- Genre: Drama
- Created by: Ben Edwards
- Written by: Ben Edwards Alex Smith
- Directed by: Michael Samuels
- Starring: Jason Watkins; Jonas Armstrong; Claire Skinner; David Bradley; Joe Barber; Kayla Meikle; David Mumeni;
- Country of origin: United Kingdom
- Original language: English
- No. of series: 1
- No. of episodes: 4

Production
- Executive producers: Ash Atalla Alex Smith Marianna Abbotts
- Production companies: Roughcut Television; CBS Studios;

Original release
- Network: Channel 5
- Release: 18 March – 21 March 2024

= Coma (2024 TV series) =

British television series

Coma is a 2024 British television drama series. Starring Jason Watkins and Jonas Armstrong, it aired on Channel 5 in March 2024.

==Synopsis==
A family man has an out-of-character confrontation with a gang of local youths and must face the consequences of his actions.

==Cast==
- Jason Watkins as Simon Henderson
- Jonas Armstrong as Paul Franklin
- Claire Skinner as Beth Henderson
- Joe Barber as Jordan Franklin
- David Bradley as Harry White
- Kayla Meikle as DS Kelly Evans
- David Mumeni as Jimmy
- Matilda Firth as Sophie Henderson
- Adrienn Retinas as Anna Franklin
- Craige Els as Mark
- Kwadwo Kwateng as Mason

==Production==
The series was commissioned in October 2023 by Channel 5. It is produced by Roughcut Television and CBS Studios. Written and created by Ben Edwards, the executive producers for Roughcut Television are Alex Smith, Marianna Abbotts and Ash Atalla. The director is Michael Samuels.

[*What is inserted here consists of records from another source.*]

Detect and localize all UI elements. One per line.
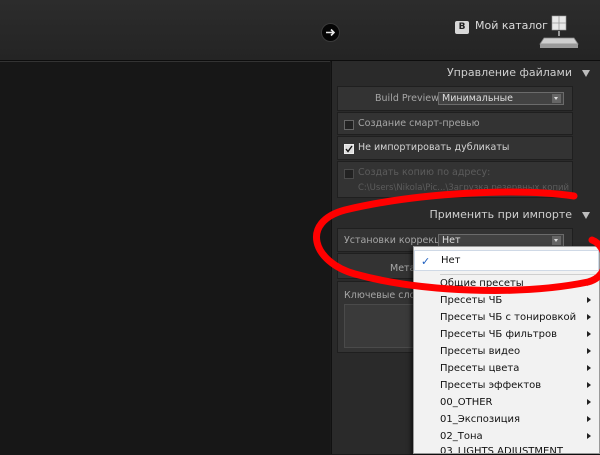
apply-during-import-title: Применить при импорте: [429, 208, 572, 221]
menu-item-label: Пресеты ЧБ фильтров: [440, 329, 557, 340]
menu-item-bw-presets[interactable]: Пресеты ЧБ: [414, 292, 599, 309]
catalog-name[interactable]: Мой каталог: [475, 19, 548, 32]
submenu-arrow-icon: [587, 348, 591, 354]
menu-item-exposure[interactable]: 01_Экспозиция: [414, 411, 599, 428]
menu-item-tones[interactable]: 02_Тона: [414, 428, 599, 445]
second-copy-label: Создать копию по адресу:: [358, 167, 491, 178]
chevron-down-icon: [552, 236, 561, 245]
build-previews-dropdown[interactable]: Минимальные: [438, 92, 564, 105]
build-previews-value: Минимальные: [442, 93, 513, 104]
menu-item-label: 03_LIGHTS ADJUSTMENT: [440, 446, 563, 453]
menu-item-other[interactable]: 00_OTHER: [414, 394, 599, 411]
menu-item-label: Нет: [441, 255, 461, 266]
menu-item-effect-presets[interactable]: Пресеты эффектов: [414, 377, 599, 394]
submenu-arrow-icon: [587, 433, 591, 439]
develop-settings-menu: ✓ Нет Общие пресеты Пресеты ЧБ Пресеты Ч…: [413, 246, 600, 454]
checkmark-icon: ✓: [421, 255, 431, 268]
menu-item-label: Пресеты ЧБ: [440, 295, 503, 306]
submenu-arrow-icon: [587, 280, 591, 286]
menu-item-label: 00_OTHER: [440, 397, 493, 408]
menu-item-label: 02_Тона: [440, 431, 483, 442]
menu-item-bw-filter-presets[interactable]: Пресеты ЧБ фильтров: [414, 326, 599, 343]
submenu-arrow-icon: [587, 297, 591, 303]
file-handling-title: Управление файлами: [446, 66, 572, 79]
hard-drive-icon[interactable]: [538, 8, 580, 50]
preview-area: [0, 61, 330, 455]
arrow-right-icon: [326, 28, 336, 37]
submenu-arrow-icon: [587, 314, 591, 320]
second-copy-row: Создать копию по адресу: C:\Users\Nikola…: [337, 161, 573, 198]
checkmark-icon: [345, 145, 353, 153]
menu-item-bw-toned-presets[interactable]: Пресеты ЧБ с тонировкой: [414, 309, 599, 326]
collapse-triangle-icon: [582, 70, 590, 77]
menu-item-label: Пресеты ЧБ с тонировкой: [440, 312, 577, 323]
submenu-arrow-icon: [587, 331, 591, 337]
smart-previews-label: Создание смарт-превью: [358, 118, 480, 129]
submenu-arrow-icon: [587, 399, 591, 405]
catalog-icon[interactable]: B: [455, 21, 469, 34]
menu-item-label: 01_Экспозиция: [440, 414, 521, 425]
no-duplicates-checkbox[interactable]: [344, 144, 354, 154]
apply-during-import-header[interactable]: Применить при импорте: [331, 206, 600, 224]
menu-item-general-presets[interactable]: Общие пресеты: [414, 275, 599, 292]
build-previews-label: Build Previews: [375, 93, 444, 104]
develop-settings-value: Нет: [442, 235, 461, 246]
menu-item-label: Пресеты эффектов: [440, 380, 542, 391]
forward-arrow-button[interactable]: [321, 23, 340, 42]
menu-item-color-presets[interactable]: Пресеты цвета: [414, 360, 599, 377]
smart-previews-row: Создание смарт-превью: [337, 112, 573, 135]
second-copy-checkbox[interactable]: [344, 169, 354, 179]
file-handling-header[interactable]: Управление файлами: [331, 64, 600, 82]
menu-item-none[interactable]: ✓ Нет: [414, 250, 599, 271]
menu-item-label: Пресеты цвета: [440, 363, 520, 374]
top-bar: B Мой каталог: [0, 0, 600, 61]
second-copy-path[interactable]: C:\Users\Nikola\Pic...\Загрузка резервны…: [358, 183, 569, 193]
no-duplicates-label: Не импортировать дубликаты: [358, 142, 510, 153]
menu-item-label: Пресеты видео: [440, 346, 521, 357]
menu-item-label: Общие пресеты: [440, 278, 524, 289]
submenu-arrow-icon: [587, 416, 591, 422]
build-previews-row: Build Previews Минимальные: [337, 86, 573, 111]
collapse-triangle-icon: [582, 212, 590, 219]
chevron-down-icon: [552, 94, 561, 103]
menu-item-video-presets[interactable]: Пресеты видео: [414, 343, 599, 360]
no-duplicates-row: Не импортировать дубликаты: [337, 136, 573, 160]
smart-previews-checkbox[interactable]: [344, 120, 354, 130]
submenu-arrow-icon: [587, 365, 591, 371]
menu-item-lights-adjustment[interactable]: 03_LIGHTS ADJUSTMENT: [414, 445, 599, 453]
develop-settings-label: Установки коррекции: [344, 235, 453, 246]
submenu-arrow-icon: [587, 382, 591, 388]
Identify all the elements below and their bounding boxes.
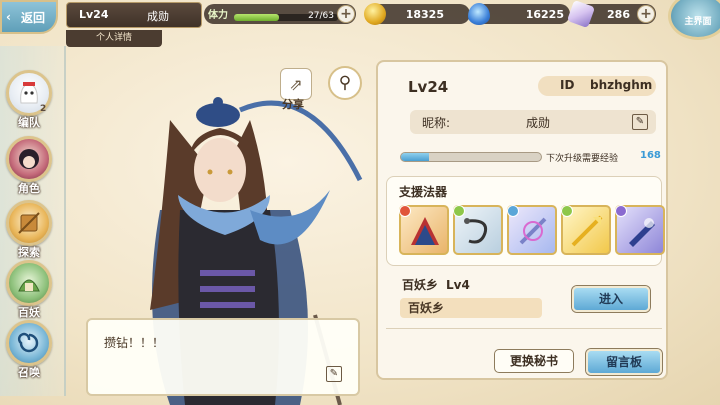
crystal-icon	[566, 0, 596, 29]
gem-counter: 16225	[468, 3, 570, 25]
golden-spear-artifact-icon[interactable]	[561, 205, 611, 255]
nav-item-formation[interactable]: 2 编队	[4, 68, 56, 129]
player-level: Lv24	[79, 8, 109, 21]
explore-tools-icon	[6, 200, 52, 246]
demon-village-header: 百妖乡 Lv4	[402, 276, 470, 293]
nav-item-explore[interactable]: 探索	[4, 198, 56, 259]
demon-village-label: 百妖乡	[402, 278, 439, 292]
demon-village-name: 百妖乡	[400, 298, 542, 318]
nav-item-demons[interactable]: 百妖	[4, 258, 56, 319]
speech-text: 攒钻！！！	[104, 336, 165, 350]
nickname-label: 昵称:	[422, 116, 451, 130]
tab-personal-details[interactable]: 个人详情	[66, 30, 162, 47]
nav-label-characters: 角色	[18, 182, 40, 195]
edit-speech-button[interactable]: ✎	[326, 366, 342, 382]
nav-item-characters[interactable]: 角色	[4, 134, 56, 195]
crystal-value: 286	[607, 8, 630, 21]
formation-badge: 2	[40, 104, 47, 114]
share-icon: ⇗	[289, 74, 303, 94]
blue-gem-icon	[468, 3, 490, 25]
enter-button[interactable]: 进入	[572, 286, 650, 312]
xp-bar-fill	[401, 153, 429, 161]
zoom-button[interactable]: ⚲	[328, 66, 362, 100]
stamina-label: 体力	[208, 10, 228, 21]
stamina-bar-fill	[234, 14, 279, 21]
player-plate: Lv24 成勋	[66, 2, 202, 28]
share-label: 分享	[282, 98, 304, 111]
main-screen-button[interactable]: 主界面	[668, 0, 720, 40]
back-label: 返回	[20, 10, 45, 25]
speech-bubble: 攒钻！！！ ✎	[86, 318, 360, 396]
nav-label-summon: 召唤	[18, 366, 40, 379]
add-stamina-button[interactable]: +	[337, 5, 355, 23]
add-crystal-button[interactable]: +	[637, 5, 655, 23]
id-value: bhzhghm	[590, 78, 653, 92]
id-label: ID	[560, 78, 575, 92]
support-artifacts: 支援法器	[386, 176, 665, 266]
search-icon: ⚲	[338, 73, 352, 93]
gold-coin-icon	[364, 3, 386, 25]
main-screen-label: 主界面	[684, 16, 712, 27]
blue-blade-artifact-icon[interactable]	[615, 205, 665, 255]
demon-encyclopedia-icon	[6, 260, 52, 306]
change-secretary-button[interactable]: 更换秘书	[494, 349, 574, 373]
chevron-left-icon: ‹	[6, 10, 11, 24]
left-nav: 2 编队 角色 探索 百妖 召唤	[0, 46, 66, 396]
top-bar: ‹ 返回 Lv24 成勋 个人详情 体力 27/63 + 18325 16225…	[0, 0, 720, 47]
crystal-counter: 286 +	[566, 0, 656, 29]
nav-label-formation: 编队	[18, 116, 40, 129]
fan-artifact-icon[interactable]	[399, 205, 449, 255]
xp-bar	[400, 152, 542, 162]
spiral-sword-artifact-icon[interactable]	[507, 205, 557, 255]
profile-panel: Lv24 ID bhzhghm 昵称: 成勋 ✎ 下次升级需要经验 168 支援…	[376, 60, 668, 380]
back-button[interactable]: ‹ 返回	[0, 0, 58, 34]
stamina-value: 27/63	[308, 11, 334, 21]
support-title: 支援法器	[399, 185, 448, 199]
whip-artifact-icon[interactable]	[453, 205, 503, 255]
message-board-button[interactable]: 留言板	[586, 349, 662, 375]
divider	[386, 328, 662, 329]
stamina-counter: 体力 27/63 +	[204, 4, 356, 24]
summon-swirl-icon	[6, 320, 52, 366]
edit-nickname-button[interactable]: ✎	[632, 114, 648, 130]
player-id: ID bhzhghm	[538, 76, 656, 96]
demon-village-level: Lv4	[446, 278, 470, 292]
character-portrait-icon	[6, 136, 52, 182]
nav-item-summon[interactable]: 召唤	[4, 318, 56, 379]
gem-value: 16225	[525, 8, 564, 21]
nickname-field: 昵称: 成勋 ✎	[410, 110, 656, 134]
gold-counter: 18325	[364, 3, 470, 25]
xp-label: 下次升级需要经验	[546, 154, 619, 164]
nickname-value: 成勋	[526, 116, 551, 130]
profile-level: Lv24	[408, 78, 449, 96]
xp-value: 168	[640, 150, 661, 161]
gold-value: 18325	[405, 8, 444, 21]
player-name: 成勋	[147, 10, 169, 23]
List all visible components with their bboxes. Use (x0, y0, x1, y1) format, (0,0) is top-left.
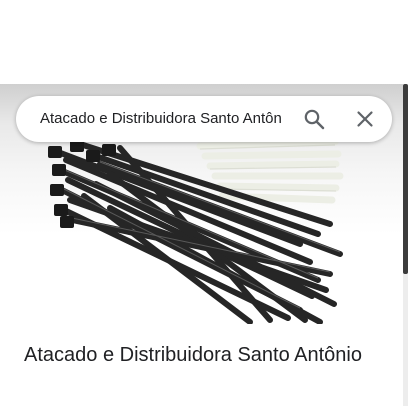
scrollbar-thumb[interactable] (403, 84, 408, 274)
place-title: Atacado e Distribuidora Santo Antônio (24, 344, 362, 366)
close-icon[interactable] (354, 108, 376, 130)
search-bar[interactable]: Atacado e Distribuidora Santo Antôn (16, 96, 392, 142)
top-blank-area (0, 0, 408, 84)
search-icon[interactable] (303, 108, 325, 130)
search-input[interactable]: Atacado e Distribuidora Santo Antôn (40, 110, 290, 130)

The series was filmed in the Hungarian city Budapest. The cast is led by Jason Watkins and Claire Skinner, best known for their roles as DS Dodds and CS Mary Ormond respectively in the ITV crime drama, McDonald & Dodds, playing a married couple.

==Broadcast==
The four-part series was broadcast on consecutive nights on Channel 5 from 18 March 2024. According to BARB 7-day data, the series averaged 3.2 million viewers across its four episodes.

==Reception==
Lucy Mangan in The Guardian gave the series four stars and described it as "excruciatingly tense in its authenticity". Anita Singh in The Daily Telegraph praised the casting, saying that Watkins was "entirely believable as a mild-mannered everyman pushed to his limits.” Carol Midgley in The Times described it as "intensely addictive".